The peeling paint is a perfect surface to try out
some crackle paint

I wanted to create a panel for a triptych that I am working on based on the combined attributes of these natural surfaces.
Even though it isn't a drawing or sketching, I thought that you all might be interested in it just the same.

It is a combination of plaster, joint compound, molding paste, acrylic paint and crackle paste.
Oh, not to mention the fabric that is underneath all of that - vintage lace, canvas, tulle and organza.

6" x 8 1/2"

All of those crevices in the surface look
just like the rocks, compacted soil and tree trunks in the
photos above

I love the way that the fibers work their way up
to the top after sanding the surface

Lovely, unexpected surprises

I added crackle paste after I took most of the
photos above. I may go back and add more.

I hope that you've enjoyed the trip through my "natural surface" photo album.
And the beginnings of a new piece of art work - a triptych that will be based on one of the sweetest spots in Nature that I know of.

Tuesday, March 5, 2013

Paperclay Birdies

I thought that I would update you on the Paperclay birdies that I made a couple of weeks ago.
I needed a few small birds for a piece of artwork that I was planning. I decided that the easiest thing to do would be to create them myself.
It was easy but potentially addictive.

First I created the birds by hand.
Plain white birds - like tiny soldiers waiting for their marching orders.
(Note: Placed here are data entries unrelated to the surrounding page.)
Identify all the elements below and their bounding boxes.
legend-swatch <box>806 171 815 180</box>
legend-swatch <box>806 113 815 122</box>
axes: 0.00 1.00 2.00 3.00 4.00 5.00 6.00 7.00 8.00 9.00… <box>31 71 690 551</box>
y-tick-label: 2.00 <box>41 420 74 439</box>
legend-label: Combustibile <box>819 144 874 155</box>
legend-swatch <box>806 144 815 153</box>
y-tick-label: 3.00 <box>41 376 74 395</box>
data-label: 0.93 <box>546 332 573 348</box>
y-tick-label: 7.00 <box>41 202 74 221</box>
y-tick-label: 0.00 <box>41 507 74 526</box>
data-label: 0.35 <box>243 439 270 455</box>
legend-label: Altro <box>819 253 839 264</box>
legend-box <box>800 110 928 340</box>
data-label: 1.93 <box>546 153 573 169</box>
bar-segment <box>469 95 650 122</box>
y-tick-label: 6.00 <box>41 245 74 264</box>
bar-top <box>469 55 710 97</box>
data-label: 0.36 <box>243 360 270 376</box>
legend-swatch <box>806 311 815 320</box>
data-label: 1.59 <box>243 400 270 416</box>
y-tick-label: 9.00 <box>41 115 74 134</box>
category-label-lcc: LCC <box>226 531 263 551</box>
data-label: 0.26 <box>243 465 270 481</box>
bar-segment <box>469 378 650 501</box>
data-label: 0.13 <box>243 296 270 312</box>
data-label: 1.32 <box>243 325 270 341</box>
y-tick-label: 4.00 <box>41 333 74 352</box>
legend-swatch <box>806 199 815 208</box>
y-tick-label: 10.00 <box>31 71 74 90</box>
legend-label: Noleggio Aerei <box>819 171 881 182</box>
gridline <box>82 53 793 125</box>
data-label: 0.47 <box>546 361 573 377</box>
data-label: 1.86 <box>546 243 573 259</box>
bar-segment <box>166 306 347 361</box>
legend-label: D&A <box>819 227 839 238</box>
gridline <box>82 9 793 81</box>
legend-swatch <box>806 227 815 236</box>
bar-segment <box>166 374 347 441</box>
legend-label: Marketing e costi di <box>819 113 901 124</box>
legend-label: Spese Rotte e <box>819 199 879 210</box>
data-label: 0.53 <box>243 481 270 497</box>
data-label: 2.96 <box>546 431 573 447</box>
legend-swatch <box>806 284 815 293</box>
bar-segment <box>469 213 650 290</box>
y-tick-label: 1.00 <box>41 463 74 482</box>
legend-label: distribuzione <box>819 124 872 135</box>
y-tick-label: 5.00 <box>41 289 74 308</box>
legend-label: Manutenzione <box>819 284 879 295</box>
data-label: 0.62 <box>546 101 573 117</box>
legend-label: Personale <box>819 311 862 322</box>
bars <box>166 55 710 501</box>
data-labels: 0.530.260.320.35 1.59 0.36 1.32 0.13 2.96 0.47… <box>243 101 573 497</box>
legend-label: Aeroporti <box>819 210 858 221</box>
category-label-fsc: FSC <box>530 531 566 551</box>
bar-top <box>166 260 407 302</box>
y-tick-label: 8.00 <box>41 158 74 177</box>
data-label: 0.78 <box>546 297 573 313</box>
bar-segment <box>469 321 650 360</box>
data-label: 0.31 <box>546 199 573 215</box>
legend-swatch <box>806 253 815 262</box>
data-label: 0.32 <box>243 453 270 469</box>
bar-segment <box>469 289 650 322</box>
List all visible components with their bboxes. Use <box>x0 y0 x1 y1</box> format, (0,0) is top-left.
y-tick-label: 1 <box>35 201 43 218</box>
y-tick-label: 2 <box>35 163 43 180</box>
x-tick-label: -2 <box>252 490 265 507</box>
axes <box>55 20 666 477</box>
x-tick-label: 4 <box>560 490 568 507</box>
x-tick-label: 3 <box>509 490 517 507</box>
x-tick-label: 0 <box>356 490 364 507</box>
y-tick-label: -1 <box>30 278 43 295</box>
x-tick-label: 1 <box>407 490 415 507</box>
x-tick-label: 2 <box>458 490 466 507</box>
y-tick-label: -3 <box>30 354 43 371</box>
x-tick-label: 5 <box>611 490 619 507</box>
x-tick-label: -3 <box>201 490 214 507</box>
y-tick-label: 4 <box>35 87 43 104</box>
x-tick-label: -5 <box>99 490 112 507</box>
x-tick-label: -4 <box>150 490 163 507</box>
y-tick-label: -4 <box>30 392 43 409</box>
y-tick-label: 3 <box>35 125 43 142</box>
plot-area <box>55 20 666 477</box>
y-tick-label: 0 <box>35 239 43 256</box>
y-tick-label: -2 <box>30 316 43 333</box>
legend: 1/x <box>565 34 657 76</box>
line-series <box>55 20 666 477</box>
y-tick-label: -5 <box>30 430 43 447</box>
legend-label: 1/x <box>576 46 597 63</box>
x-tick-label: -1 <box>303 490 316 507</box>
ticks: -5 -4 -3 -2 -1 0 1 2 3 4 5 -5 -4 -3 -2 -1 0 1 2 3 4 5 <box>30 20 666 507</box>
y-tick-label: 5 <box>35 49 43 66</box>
Some of them have perfectly formed eyes & beaks...
others do not.

The largest one is about 1/2" long

I was distracted by several other things (bronchitis and flu to name a couple) so it took me a couple of weeks to get to the next step.

Oh look, someone was watching us! 

I coated the birds with a little bit of Soft Gel to seal them.
Then I used a little bit of acrylic paint in a brown color to rub into the lines on the birds (eyes, wings, etc).
This has to dry completely before you paint the final color.

The bird on the left was created from Crayola Model Magic.
It doesn't firm up the way that Paperclay does.

Sitting there waiting on the next layer of paint.
When the paint has dried completely, I used a small paintbrush to apply the top layer of paint.
Some of them are a cream color, some are brown, some are blue. This step could be done by finger-painting as well.
Little Bird Family
 I used a tiny bit of orange to paint the beaks.
After all of this had dried, I went back and added more brown to the line work as needed.
If you click on the photos to enlarge them, you will be able to see how the brown paint settled into the uneven surface of the bird.
It creates a lovely antique look to the surface of the bird making them appear to be decades older than what they are.
Made from Paperclay

Mommy is keeping an eye on her babies

See how tiny they are?!
The Paperclay is not expensive at all.
It's a fun and easy activity to do that requires very little materials and not a lot of time.
I'd love to see what you do with it!